Configuring the key generation for the first pass - 7.0

Data matching

author
Talend Documentation Team
EnrichVersion
7.0
EnrichProdName
Talend Big Data Platform
Talend Data Fabric
Talend Data Management Platform
Talend Data Services Platform
Talend MDM Platform
Talend Real-Time Big Data Platform
task
Data Governance > Third-party systems > Data Quality components > Matching components > Data matching components
Data Quality and Preparation > Third-party systems > Data Quality components > Matching components > Data matching components
Design and Development > Third-party systems > Data Quality components > Matching components > Data matching components
EnrichPlatform
Talend Studio

Procedure

  1. Double-click the first tGenKey to open the Component view.
  2. Click and import blocking keys from match rules created and tested in the Profiling perspective of Talend Studio and use them in your Job. Otherwise, define the blocking key parameters as described in the below steps.
  3. Under the Algorithm table, click the [+] button to add two rows in the table.
  4. In the column column, click the newly added row and select from the list the column you want to process using an algorithm. In this example, select lname.
  5. Do the same on the second row to select postal_code.

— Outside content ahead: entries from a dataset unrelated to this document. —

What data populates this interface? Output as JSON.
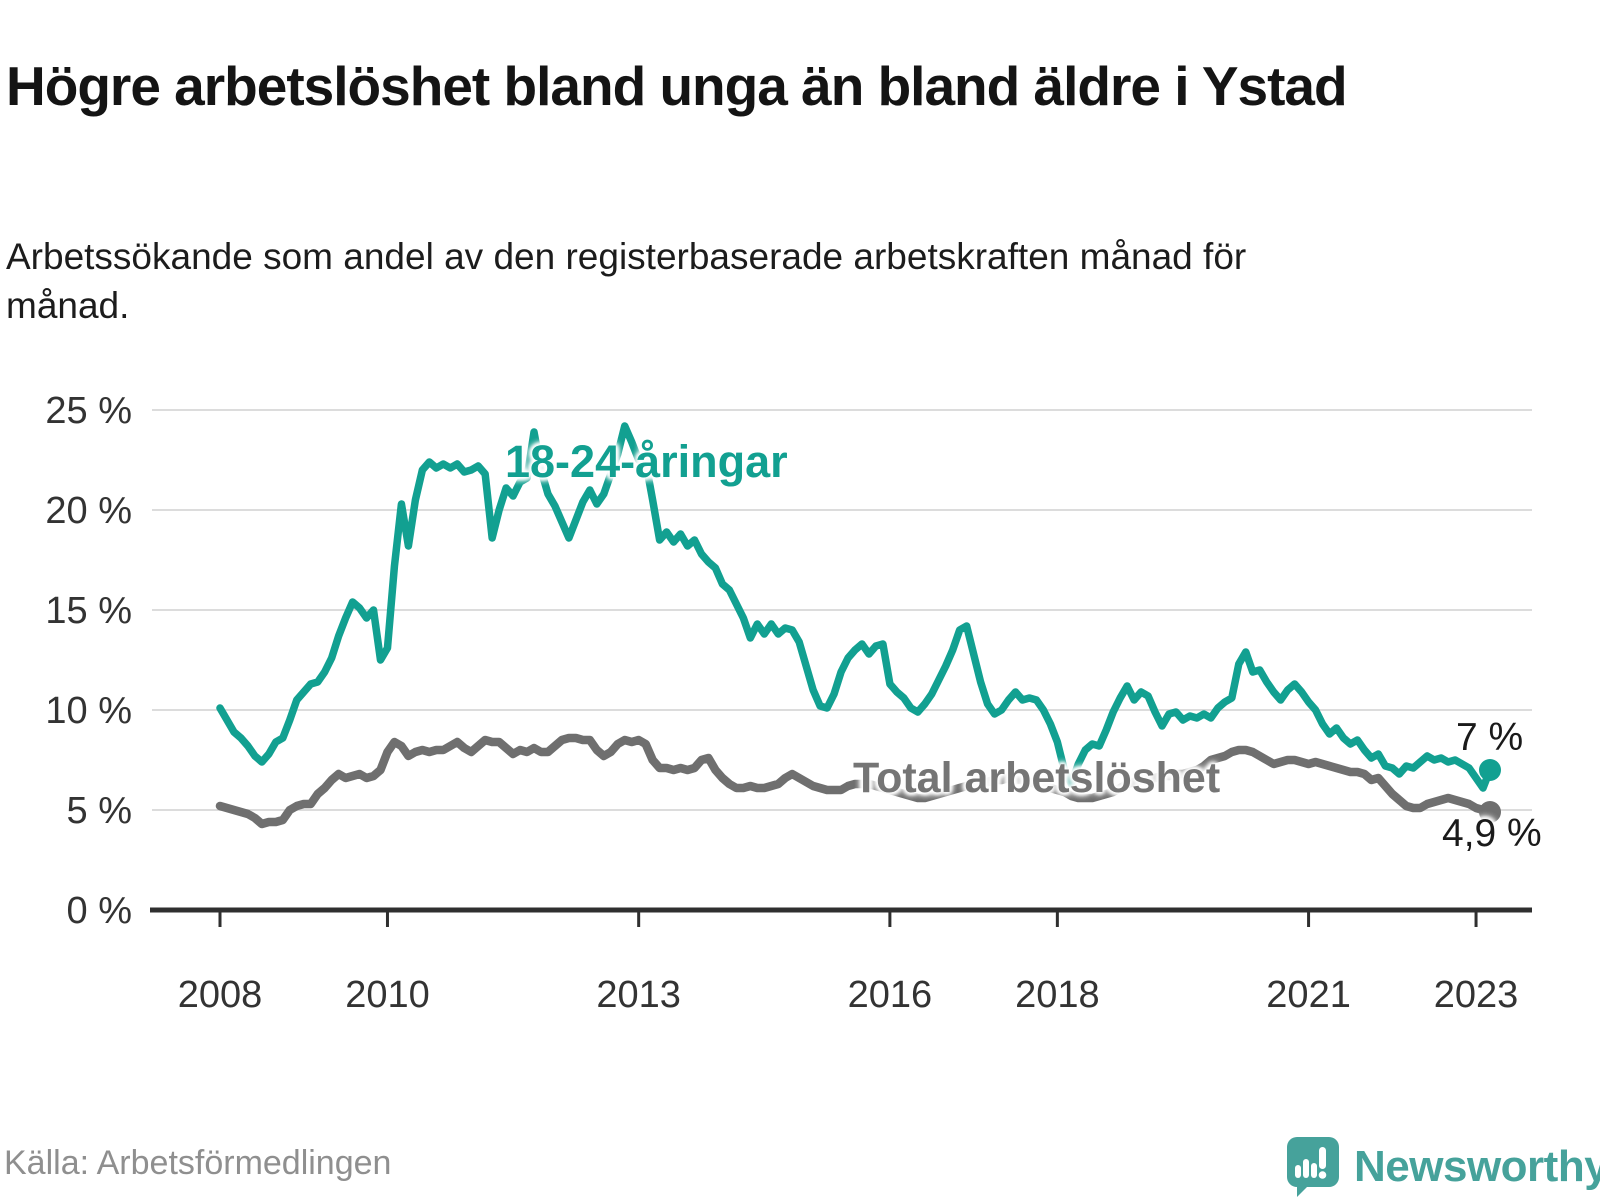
{
  "header": {
    "title": "Högre arbetslöshet bland unga än bland äldre i Ystad",
    "subtitle": "Arbetssökande som andel av den registerbaserade arbetskraften månad för månad."
  },
  "footer": {
    "source": "Källa: Arbetsförmedlingen",
    "brand": "Newsworthy"
  },
  "colors": {
    "young": "#12A091",
    "total": "#6F6F6F",
    "grid": "#DCDCDC",
    "axis": "#2F2F2F",
    "tick_text": "#333333",
    "end_label": "#1a1a1a",
    "brand_teal": "#46A29B"
  },
  "chart_data": {
    "type": "line",
    "title": "Högre arbetslöshet bland unga än bland äldre i Ystad",
    "subtitle": "Arbetssökande som andel av den registerbaserade arbetskraften månad för månad.",
    "unit": "%",
    "x_start": "2008-01",
    "x_end": "2023-03",
    "frequency": "monthly",
    "ylim": [
      0,
      25
    ],
    "grid": "horizontal",
    "legend_position": "inline-labels",
    "y_axis": {
      "ticks": [
        {
          "value": 25,
          "label": "25 %"
        },
        {
          "value": 20,
          "label": "20 %"
        },
        {
          "value": 15,
          "label": "15 %"
        },
        {
          "value": 10,
          "label": "10 %"
        },
        {
          "value": 5,
          "label": "5 %"
        },
        {
          "value": 0,
          "label": "0 %"
        }
      ]
    },
    "x_axis": {
      "ticks": [
        {
          "year": 2008,
          "label": "2008"
        },
        {
          "year": 2010,
          "label": "2010"
        },
        {
          "year": 2013,
          "label": "2013"
        },
        {
          "year": 2016,
          "label": "2016"
        },
        {
          "year": 2018,
          "label": "2018"
        },
        {
          "year": 2021,
          "label": "2021"
        },
        {
          "year": 2023,
          "label": "2023"
        }
      ]
    },
    "series": [
      {
        "name": "18-24-åringar",
        "color": "#12A091",
        "end_label": "7 %",
        "last_value": 7.0,
        "values": [
          10.1,
          9.5,
          8.9,
          8.6,
          8.2,
          7.7,
          7.4,
          7.8,
          8.4,
          8.6,
          9.5,
          10.5,
          10.9,
          11.3,
          11.4,
          11.9,
          12.6,
          13.7,
          14.6,
          15.4,
          15.1,
          14.6,
          15.0,
          12.5,
          13.1,
          17.2,
          20.3,
          18.2,
          20.5,
          22.0,
          22.4,
          22.1,
          22.3,
          22.1,
          22.3,
          21.9,
          22.0,
          22.2,
          21.8,
          18.6,
          20.0,
          21.1,
          20.7,
          21.4,
          21.6,
          23.9,
          22.0,
          20.8,
          20.2,
          19.4,
          18.6,
          19.5,
          20.4,
          21.0,
          20.3,
          20.8,
          21.8,
          22.8,
          24.2,
          23.4,
          22.5,
          22.4,
          20.5,
          18.5,
          18.9,
          18.4,
          18.8,
          18.2,
          18.5,
          17.8,
          17.4,
          17.1,
          16.3,
          16.0,
          15.3,
          14.6,
          13.6,
          14.3,
          13.8,
          14.3,
          13.8,
          14.1,
          14.0,
          13.4,
          12.2,
          11.0,
          10.2,
          10.1,
          10.8,
          11.9,
          12.6,
          13.0,
          13.3,
          12.8,
          13.2,
          13.3,
          11.3,
          10.9,
          10.6,
          10.1,
          9.9,
          10.3,
          10.8,
          11.5,
          12.2,
          13.0,
          14.0,
          14.2,
          12.8,
          11.4,
          10.3,
          9.8,
          10.0,
          10.5,
          10.9,
          10.5,
          10.6,
          10.5,
          10.0,
          9.3,
          8.4,
          7.0,
          6.3,
          7.3,
          8.0,
          8.3,
          8.2,
          9.0,
          9.9,
          10.6,
          11.2,
          10.5,
          10.9,
          10.7,
          9.9,
          9.2,
          9.8,
          9.9,
          9.5,
          9.7,
          9.6,
          9.8,
          9.6,
          10.1,
          10.4,
          10.6,
          12.3,
          12.9,
          11.9,
          12.0,
          11.4,
          10.9,
          10.5,
          11.0,
          11.3,
          10.9,
          10.4,
          10.0,
          9.3,
          8.8,
          9.1,
          8.6,
          8.3,
          8.5,
          8.0,
          7.6,
          7.8,
          7.2,
          7.1,
          6.8,
          7.2,
          7.1,
          7.4,
          7.7,
          7.5,
          7.6,
          7.4,
          7.5,
          7.3,
          7.1,
          6.6,
          6.1,
          7.0
        ]
      },
      {
        "name": "Total arbetslöshet",
        "color": "#6F6F6F",
        "end_label": "4,9 %",
        "last_value": 4.9,
        "values": [
          5.2,
          5.1,
          5.0,
          4.9,
          4.8,
          4.6,
          4.3,
          4.4,
          4.4,
          4.5,
          5.0,
          5.2,
          5.3,
          5.3,
          5.8,
          6.1,
          6.5,
          6.8,
          6.6,
          6.7,
          6.8,
          6.6,
          6.7,
          7.0,
          7.9,
          8.4,
          8.2,
          7.7,
          7.9,
          8.0,
          7.9,
          8.0,
          8.0,
          8.2,
          8.4,
          8.1,
          7.9,
          8.2,
          8.5,
          8.4,
          8.4,
          8.1,
          7.8,
          8.0,
          7.9,
          8.1,
          7.9,
          7.9,
          8.2,
          8.5,
          8.6,
          8.6,
          8.5,
          8.5,
          8.0,
          7.7,
          7.9,
          8.3,
          8.5,
          8.4,
          8.5,
          8.3,
          7.5,
          7.1,
          7.1,
          7.0,
          7.1,
          7.0,
          7.1,
          7.5,
          7.6,
          7.0,
          6.6,
          6.3,
          6.1,
          6.1,
          6.2,
          6.1,
          6.1,
          6.2,
          6.3,
          6.6,
          6.8,
          6.6,
          6.4,
          6.2,
          6.1,
          6.0,
          6.0,
          6.0,
          6.2,
          6.3,
          6.3,
          6.3,
          6.2,
          6.1,
          6.0,
          5.9,
          5.8,
          5.7,
          5.6,
          5.6,
          5.7,
          5.8,
          5.9,
          6.0,
          6.1,
          6.2,
          6.3,
          6.4,
          6.4,
          6.5,
          6.5,
          6.6,
          6.5,
          6.5,
          6.4,
          6.3,
          6.2,
          6.1,
          6.0,
          5.9,
          5.7,
          5.6,
          5.6,
          5.6,
          5.7,
          5.8,
          5.9,
          6.1,
          6.3,
          6.4,
          6.5,
          6.6,
          6.6,
          6.7,
          6.7,
          6.8,
          6.8,
          6.9,
          7.0,
          7.2,
          7.5,
          7.6,
          7.7,
          7.9,
          8.0,
          8.0,
          7.9,
          7.7,
          7.5,
          7.3,
          7.4,
          7.5,
          7.5,
          7.4,
          7.3,
          7.4,
          7.3,
          7.2,
          7.1,
          7.0,
          6.9,
          6.9,
          6.8,
          6.5,
          6.6,
          6.2,
          5.8,
          5.5,
          5.2,
          5.1,
          5.1,
          5.3,
          5.4,
          5.5,
          5.6,
          5.5,
          5.4,
          5.3,
          5.1,
          5.0,
          4.9
        ]
      }
    ]
  }
}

  6. In the pre-algorithm column, click the newly added row and select from the list the pre-algorithm you want to apply to the corresponding column.

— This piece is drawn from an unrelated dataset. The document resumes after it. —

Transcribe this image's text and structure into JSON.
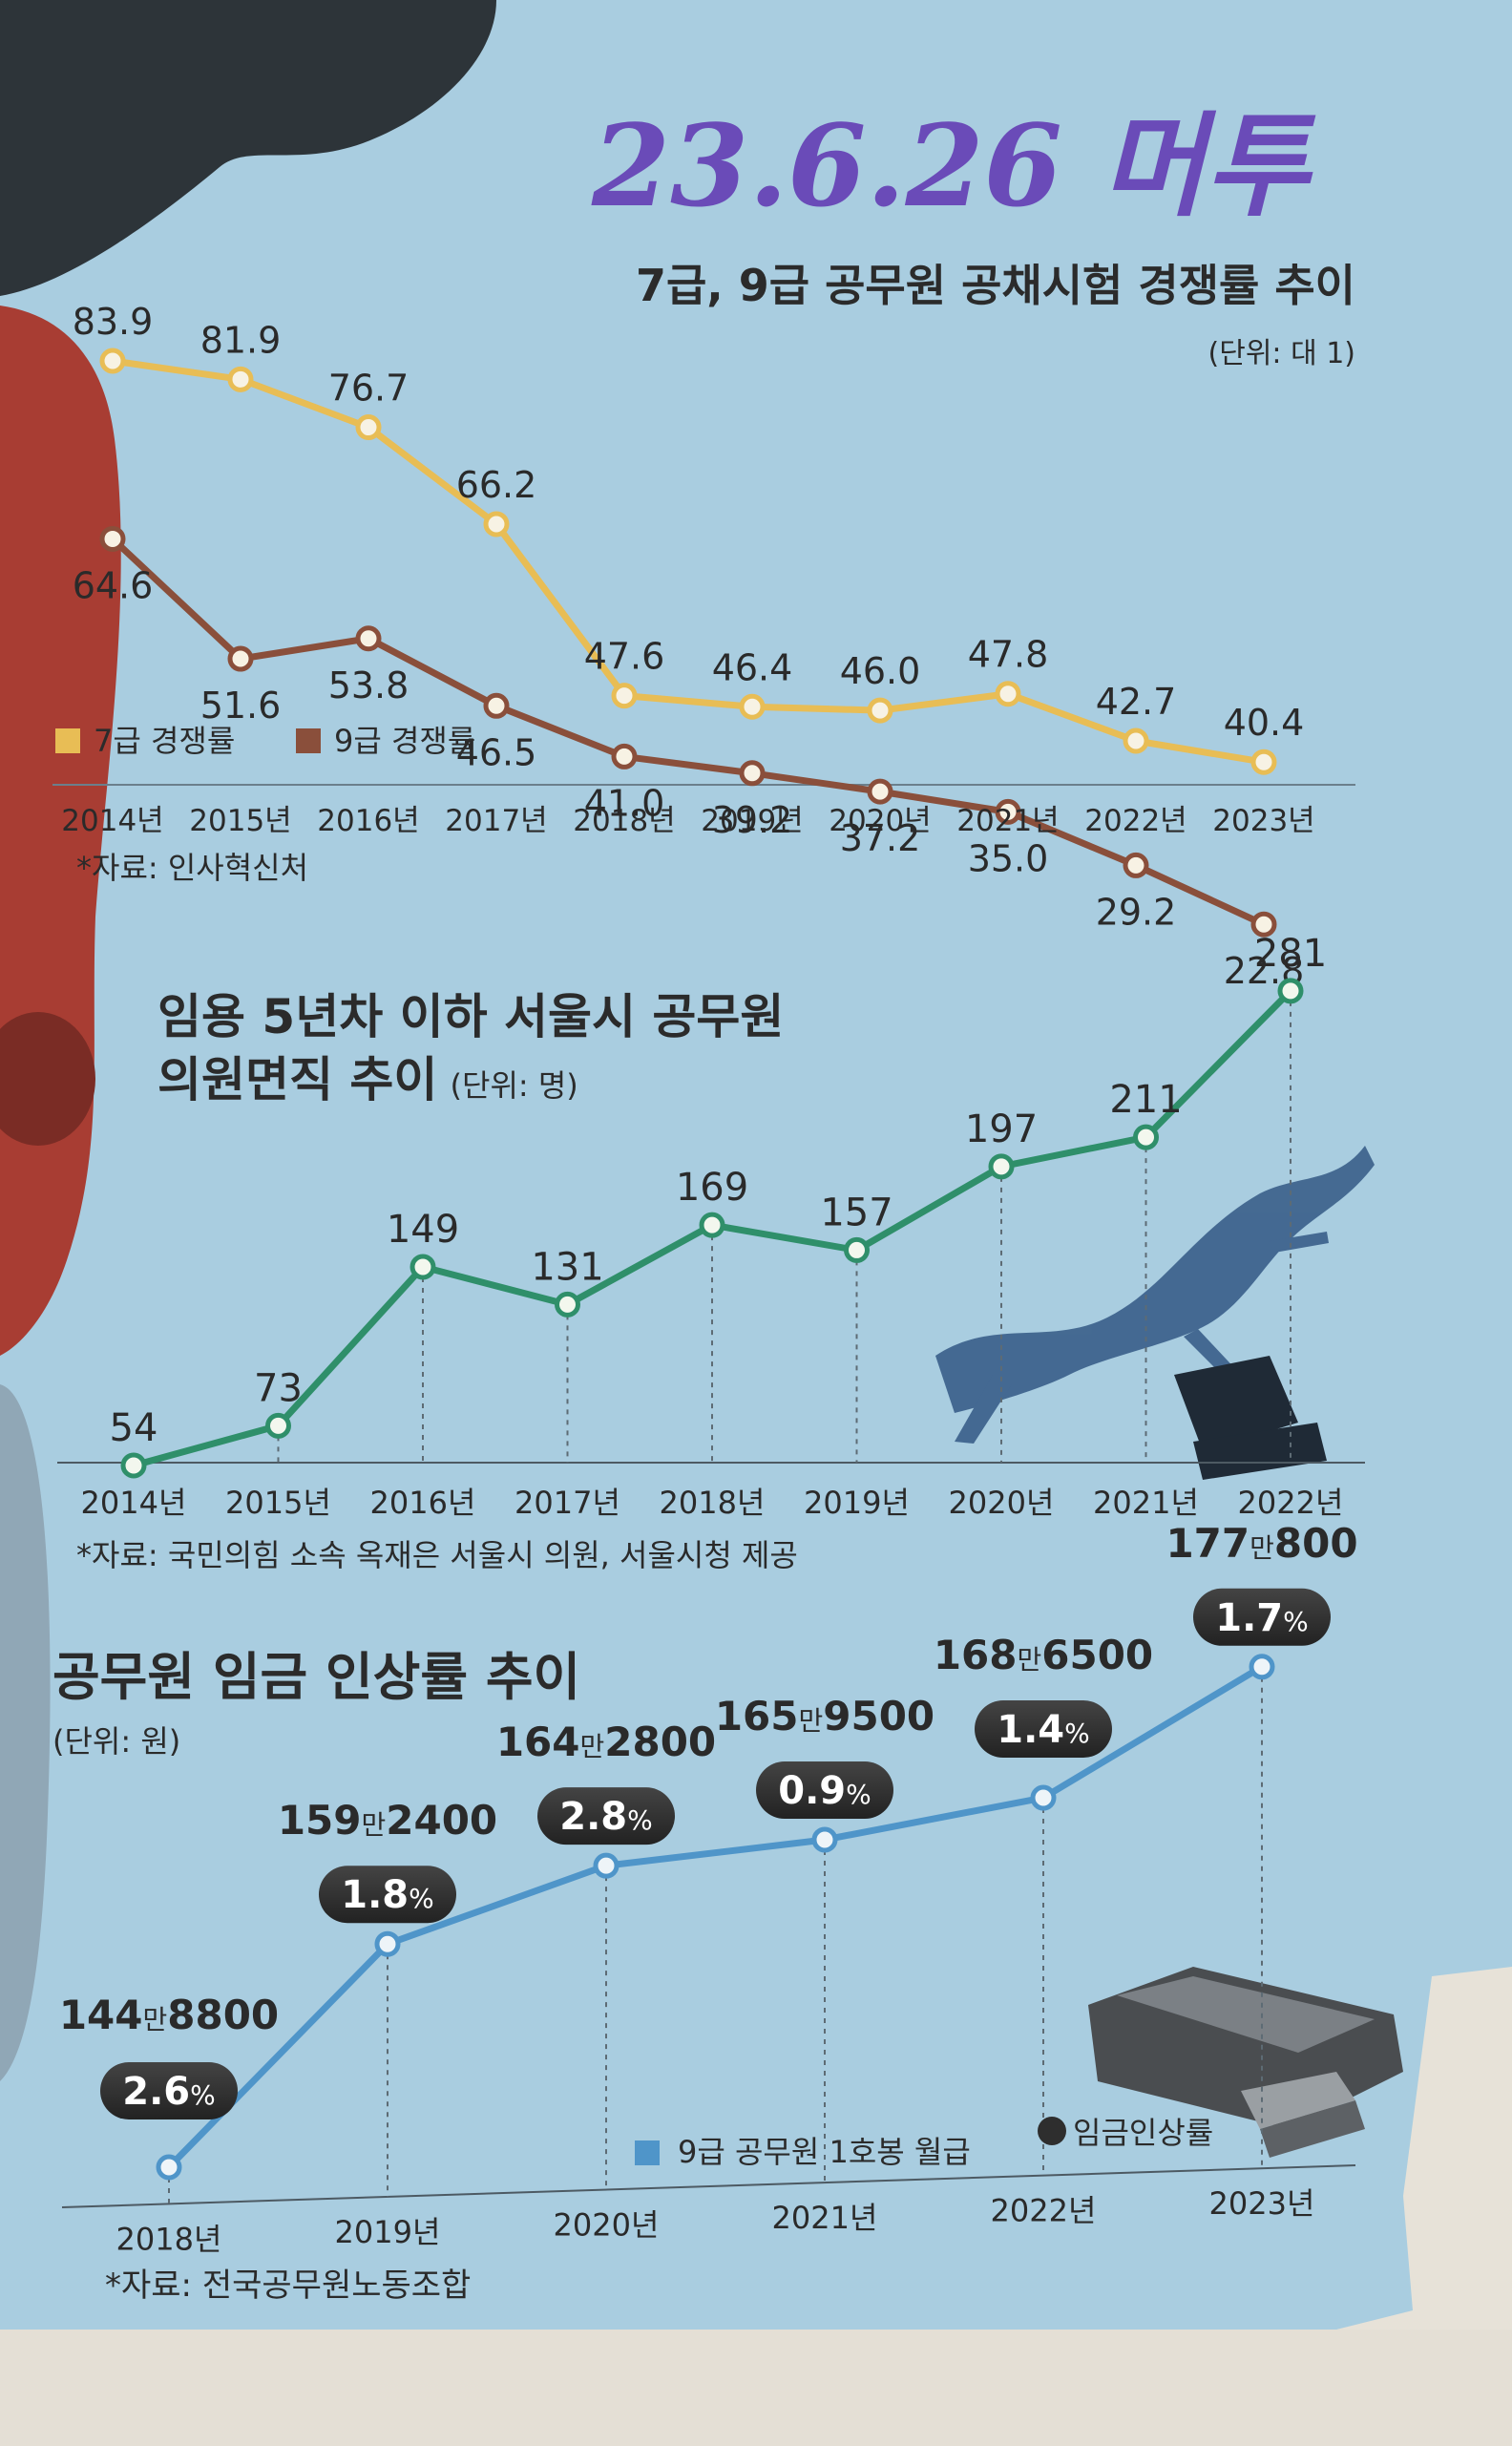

    In this example, select remove diacritical marks and convert to upper case to remove any diacritical mark and converts the fields of the lname column to upper case.
    This conversion does not change your raw data.

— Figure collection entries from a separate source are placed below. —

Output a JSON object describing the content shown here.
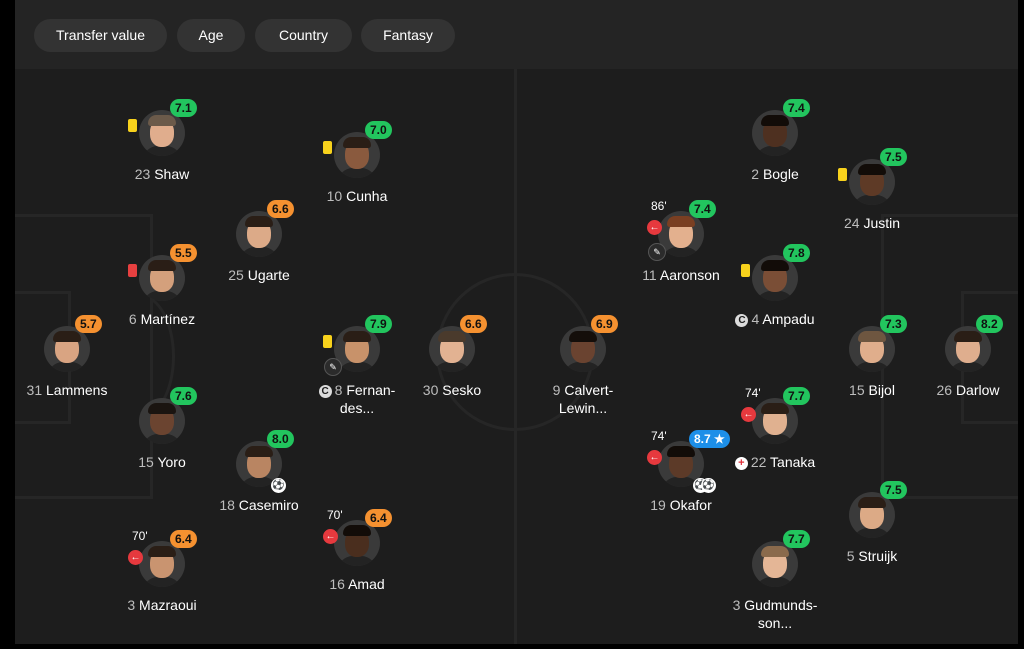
{
  "filters": [
    "Transfer value",
    "Age",
    "Country",
    "Fantasy"
  ],
  "colors": {
    "rating_high": "#22c55e",
    "rating_mid": "#f59130",
    "rating_motm": "#1d8fe8",
    "yellow_card": "#f8d21c",
    "red_card": "#e74040",
    "sub_out": "#e6393e"
  },
  "home": [
    {
      "key": "lammens",
      "number": "31",
      "name": "Lammens",
      "rating": "5.7"
    },
    {
      "key": "shaw",
      "number": "23",
      "name": "Shaw",
      "rating": "7.1"
    },
    {
      "key": "martinez",
      "number": "6",
      "name": "Martínez",
      "rating": "5.5"
    },
    {
      "key": "yoro",
      "number": "15",
      "name": "Yoro",
      "rating": "7.6"
    },
    {
      "key": "mazraoui",
      "number": "3",
      "name": "Mazraoui",
      "rating": "6.4",
      "sub_minute": "70'"
    },
    {
      "key": "ugarte",
      "number": "25",
      "name": "Ugarte",
      "rating": "6.6"
    },
    {
      "key": "casemiro",
      "number": "18",
      "name": "Casemiro",
      "rating": "8.0"
    },
    {
      "key": "cunha",
      "number": "10",
      "name": "Cunha",
      "rating": "7.0"
    },
    {
      "key": "fernandes",
      "number": "8",
      "name_line1": "Fernan-",
      "name_line2": "des...",
      "rating": "7.9",
      "captain_badge": "C"
    },
    {
      "key": "amad",
      "number": "16",
      "name": "Amad",
      "rating": "6.4",
      "sub_minute": "70'"
    },
    {
      "key": "sesko",
      "number": "30",
      "name": "Sesko",
      "rating": "6.6"
    }
  ],
  "away": [
    {
      "key": "calvert",
      "number": "9",
      "name_line1": "Calvert-",
      "name_line2": "Lewin...",
      "rating": "6.9"
    },
    {
      "key": "aaronson",
      "number": "11",
      "name": "Aaronson",
      "rating": "7.4",
      "sub_minute": "86'"
    },
    {
      "key": "okafor",
      "number": "19",
      "name": "Okafor",
      "rating": "8.7",
      "sub_minute": "74'",
      "star": "★"
    },
    {
      "key": "bogle",
      "number": "2",
      "name": "Bogle",
      "rating": "7.4"
    },
    {
      "key": "ampadu",
      "number": "4",
      "name": "Ampadu",
      "rating": "7.8",
      "captain_badge": "C"
    },
    {
      "key": "tanaka",
      "number": "22",
      "name": "Tanaka",
      "rating": "7.7",
      "sub_minute": "74'"
    },
    {
      "key": "gudmundsson",
      "number": "3",
      "name_line1": "Gudmunds-",
      "name_line2": "son...",
      "rating": "7.7"
    },
    {
      "key": "justin",
      "number": "24",
      "name": "Justin",
      "rating": "7.5"
    },
    {
      "key": "bijol",
      "number": "15",
      "name": "Bijol",
      "rating": "7.3"
    },
    {
      "key": "struijk",
      "number": "5",
      "name": "Struijk",
      "rating": "7.5"
    },
    {
      "key": "darlow",
      "number": "26",
      "name": "Darlow",
      "rating": "8.2"
    }
  ]
}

  7. In the algorithm column, click the newly added row and select from the list the algorithm you want to apply to the corresponding column. In this example, select N first characters of each word.
    If you select the Show help check box, you can display instructions on how to set algorithms/options parameters.
  8. Do the same for the second row on the algorithm column to select first N characters of the string.
  9. Click in the Value column next to the algorithm column and enter the value for the selected algorithm, when needed.
    In this scenario, enter 1 for both rows. The first letter of each field in the corresponding columns will be used to generate the key.
    Make sure to set a value for the algorithm which need one, otherwise you may have a compilation error when you run the Job.